Information Gap
To be sure, gathering information about a target's real-estate assets may be anything but easy. Many corporations manage their real estate in a decentralized fashion, with data stored in disparate, unconnected systems and databases. As a result, "a surprising number of businesses don't know the value of their operational [real-estate] portfolio," asserts RICS's White. "And they have only a vague notion of what their real estate is costing them."
For acquirers, pulling all the data together in order to assess the value and performance of a target's portfolio can be a Herculean task — and can disrupt the timing of a deal. Once a deal is done, the acquirer then faces the problem of managing new portfolios and systems. That's currently the case at SBC Communications. The Dallas — based Baby Bell has done several major mergers since 1997, and each company involved has come with its own real-estate-management system.
"The challenge now is managing a 130 million-square-foot portfolio and approximately 5,000 buildings requiring facility management — without a common system," says Mary Manning, senior vice president of real estate at SBC. The telco is implementing a building-management system and a data warehouse to centralize portfolio information. Still, new real-estate systems aren't high on the corporate priority list, says Manning.

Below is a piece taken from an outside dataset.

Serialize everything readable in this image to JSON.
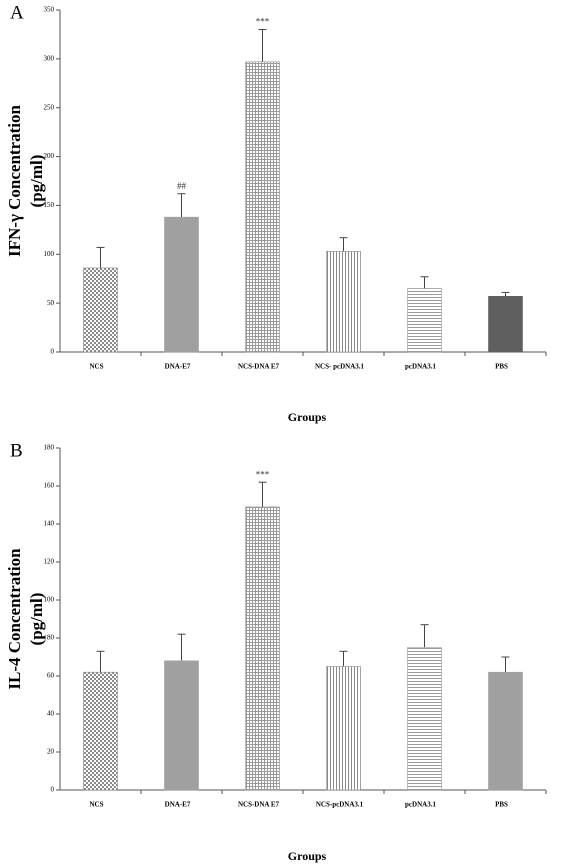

They may move higher up if the accounting standards for real estate change. Currently, real estate is accounted for at historic cost, but the International Accounting Standards Board is pushing to require companies to measure real-estate worth at fair value. If the IASB gets its way, companies will be obliged to generate better information about their real-estate assets.
But the advent of fair-value accounting for real estate is not expected to arrive before 2005. In the meantime, corporate real-estate managers will have to continue exercising their powers of persuasion. Concedes former BT executive White, "It will probably take another two to three years to bring about a noticeable change in managers' thinking about property."
Sidebar: Synthetic Risk
Another real-estate red flag for acquirers these days is synthetic leases, which experts say can camouflage significant liabilities. These vehicles grew popular in the late 1990s as a way for corporate lessors to obtain off-balance-sheet financing while avoiding the earnings hit from depreciation associated with owning real estate both of which improve reported return-on-asset ratios.
But most synthetic leases are short term (usually between 3 and 10 years), and many are coming due now. The reset can have a sizable impact on the value of a takeover target. "What might scare an acquirer is a synthetic lease coming due in 3 to 5 years, which might mean a big refinancing risk," says Sean Sovak, chief acquisition officer at New York-based corporate real-estate financing firm W.P. Carey & Co. LLC.
What's more, synthetic lessees often reserve the right at the end of a lease to buy a property, extend the lease, or sell the property and take any gain or loss in its value. "There's also a risk that when the leases expire, the value of the real estate may be less than the value of the synthetic itself," notes Sovak. It's critical, therefore, that acquiring managers be aware of maturities on synthetics.
Finally, new accounting rules that took effect earlier this year may further complicate the picture. The rules will require lessors to either unwind their deals or restructure them with more outside capital. If the deals are not unwound or restructured before an acquisition, buyers will inherit the job.